PHOTOS - En Tunisie, Tataouine en proie à de violents heurts sur fond de crise sociale

Des manifestants s'opposent aux forces de l'ordre, lundi 22 juin, à Tataouine dans le sud de la Tunisie.
International

DIAPORAMA - La région pauvre et marginalisée de Tataouine, dans le sud de la Tunisie, fait face à des troubles sociaux depuis un mois. De jeunes chômeurs réclament des milliers d'emplois, promis en 2017, dans les sociétés de production d'hydrocarbures.

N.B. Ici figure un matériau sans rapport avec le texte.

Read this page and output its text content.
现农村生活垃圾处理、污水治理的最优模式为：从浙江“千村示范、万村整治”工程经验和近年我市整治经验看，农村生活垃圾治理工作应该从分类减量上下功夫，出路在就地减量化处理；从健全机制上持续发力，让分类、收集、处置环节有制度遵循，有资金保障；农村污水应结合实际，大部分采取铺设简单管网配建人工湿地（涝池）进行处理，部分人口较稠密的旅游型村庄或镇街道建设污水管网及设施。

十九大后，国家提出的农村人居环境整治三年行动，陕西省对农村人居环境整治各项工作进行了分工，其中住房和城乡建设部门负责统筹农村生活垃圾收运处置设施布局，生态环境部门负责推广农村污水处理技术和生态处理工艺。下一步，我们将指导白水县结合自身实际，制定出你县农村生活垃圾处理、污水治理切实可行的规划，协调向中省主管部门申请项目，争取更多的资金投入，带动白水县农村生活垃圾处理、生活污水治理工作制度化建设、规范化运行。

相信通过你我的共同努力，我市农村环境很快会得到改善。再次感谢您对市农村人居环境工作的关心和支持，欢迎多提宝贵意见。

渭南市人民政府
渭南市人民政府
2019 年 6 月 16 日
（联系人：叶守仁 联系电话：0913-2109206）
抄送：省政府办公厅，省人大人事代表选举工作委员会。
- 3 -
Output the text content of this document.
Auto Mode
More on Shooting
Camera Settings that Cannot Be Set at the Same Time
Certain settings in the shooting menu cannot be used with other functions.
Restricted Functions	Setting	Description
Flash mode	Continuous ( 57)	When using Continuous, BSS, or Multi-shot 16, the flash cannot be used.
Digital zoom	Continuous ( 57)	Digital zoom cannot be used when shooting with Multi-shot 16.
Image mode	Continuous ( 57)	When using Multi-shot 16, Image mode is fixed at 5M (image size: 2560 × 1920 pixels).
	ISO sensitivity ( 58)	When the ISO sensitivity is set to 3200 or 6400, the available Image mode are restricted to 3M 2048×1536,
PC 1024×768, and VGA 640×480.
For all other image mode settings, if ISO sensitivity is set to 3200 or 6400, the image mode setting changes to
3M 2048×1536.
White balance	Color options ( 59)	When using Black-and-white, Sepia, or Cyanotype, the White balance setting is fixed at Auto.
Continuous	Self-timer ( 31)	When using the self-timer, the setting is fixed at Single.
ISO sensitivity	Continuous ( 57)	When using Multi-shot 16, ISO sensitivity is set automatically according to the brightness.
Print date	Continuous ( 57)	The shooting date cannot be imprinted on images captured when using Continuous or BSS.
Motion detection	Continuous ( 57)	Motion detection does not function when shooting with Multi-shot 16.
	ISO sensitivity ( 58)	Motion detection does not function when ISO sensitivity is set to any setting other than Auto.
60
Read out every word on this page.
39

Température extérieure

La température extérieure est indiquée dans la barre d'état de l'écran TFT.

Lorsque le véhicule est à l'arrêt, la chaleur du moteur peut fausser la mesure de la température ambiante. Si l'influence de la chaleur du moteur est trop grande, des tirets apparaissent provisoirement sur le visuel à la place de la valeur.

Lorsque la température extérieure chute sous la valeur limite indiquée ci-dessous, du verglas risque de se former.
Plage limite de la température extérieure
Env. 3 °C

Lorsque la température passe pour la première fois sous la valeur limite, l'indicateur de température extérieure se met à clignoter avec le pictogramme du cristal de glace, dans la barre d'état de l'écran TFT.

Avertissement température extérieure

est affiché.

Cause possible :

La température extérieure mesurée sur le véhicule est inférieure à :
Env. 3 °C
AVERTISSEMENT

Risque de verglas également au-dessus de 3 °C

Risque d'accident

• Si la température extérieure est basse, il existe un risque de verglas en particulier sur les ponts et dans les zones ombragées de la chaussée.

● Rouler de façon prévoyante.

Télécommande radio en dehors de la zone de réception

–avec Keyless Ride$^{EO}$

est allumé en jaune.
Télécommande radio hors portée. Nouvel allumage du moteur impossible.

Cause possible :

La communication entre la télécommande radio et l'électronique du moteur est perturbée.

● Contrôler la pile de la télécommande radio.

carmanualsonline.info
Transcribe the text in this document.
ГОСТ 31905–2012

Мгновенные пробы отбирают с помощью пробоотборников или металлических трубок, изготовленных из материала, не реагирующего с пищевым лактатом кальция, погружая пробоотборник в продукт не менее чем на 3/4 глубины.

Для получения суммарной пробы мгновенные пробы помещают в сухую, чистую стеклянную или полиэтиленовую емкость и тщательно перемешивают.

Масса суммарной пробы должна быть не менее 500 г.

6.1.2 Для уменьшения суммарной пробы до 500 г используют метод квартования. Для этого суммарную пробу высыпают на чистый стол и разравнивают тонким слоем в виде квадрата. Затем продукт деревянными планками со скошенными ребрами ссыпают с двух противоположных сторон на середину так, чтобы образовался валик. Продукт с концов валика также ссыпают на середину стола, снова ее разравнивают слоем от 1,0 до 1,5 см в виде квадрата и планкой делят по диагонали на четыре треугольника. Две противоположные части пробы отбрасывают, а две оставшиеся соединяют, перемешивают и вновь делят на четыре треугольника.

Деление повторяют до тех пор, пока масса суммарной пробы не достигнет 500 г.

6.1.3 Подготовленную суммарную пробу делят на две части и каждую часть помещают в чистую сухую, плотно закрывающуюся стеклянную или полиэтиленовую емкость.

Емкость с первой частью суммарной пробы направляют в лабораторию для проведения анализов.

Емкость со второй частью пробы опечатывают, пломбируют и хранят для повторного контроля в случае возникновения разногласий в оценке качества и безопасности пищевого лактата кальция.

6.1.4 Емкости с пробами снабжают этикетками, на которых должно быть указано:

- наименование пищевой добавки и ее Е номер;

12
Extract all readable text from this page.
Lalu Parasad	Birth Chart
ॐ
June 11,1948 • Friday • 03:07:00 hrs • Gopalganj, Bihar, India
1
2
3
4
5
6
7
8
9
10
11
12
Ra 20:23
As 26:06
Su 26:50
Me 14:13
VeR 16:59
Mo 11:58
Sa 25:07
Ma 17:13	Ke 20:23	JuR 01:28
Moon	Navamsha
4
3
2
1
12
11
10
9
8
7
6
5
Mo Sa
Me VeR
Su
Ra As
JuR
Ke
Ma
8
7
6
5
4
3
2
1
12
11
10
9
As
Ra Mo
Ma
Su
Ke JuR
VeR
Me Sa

C'est un vent de contestation qui ne faiblit pas. Des heurts ont repris lundi 22 juin entre forces de l'ordre et manifestants à Tataouine, dans le sud de la Tunisie, en proie depuis un mois à des troubles sociaux sur fond de chômage et de marginalisation de cette région. La police a procédé à d'intenses tirs de gaz lacrymogène pour disperser dans la matinée des centaines de manifestants dans le centre de cette ville, située à 500 km au sud de Tunis, a constaté un journaliste de l'AFP.

Dimanche déjà, les policiers avaient tenté de disperser à coups de gaz lacrymogènes des manifestants réclamant des emplois et la libération de Tarek Haddad, une figure de ce mouvement qui exige l'application d'accords signés en 2017 pour une meilleure répartition des richesses. Ce militant est "recherché par la justice", selon le gouverneur de Tataouine, Adel Ouergui.

Après son arrestation, des "sympathisants" ont bloqué la voie publique et tenté d'attaquer un local des forces de sécurité avec des cocktails Molotov. Dix personnes ont été interpellées, a ajouté le ministère de l'Intérieur dans un communiqué dimanche.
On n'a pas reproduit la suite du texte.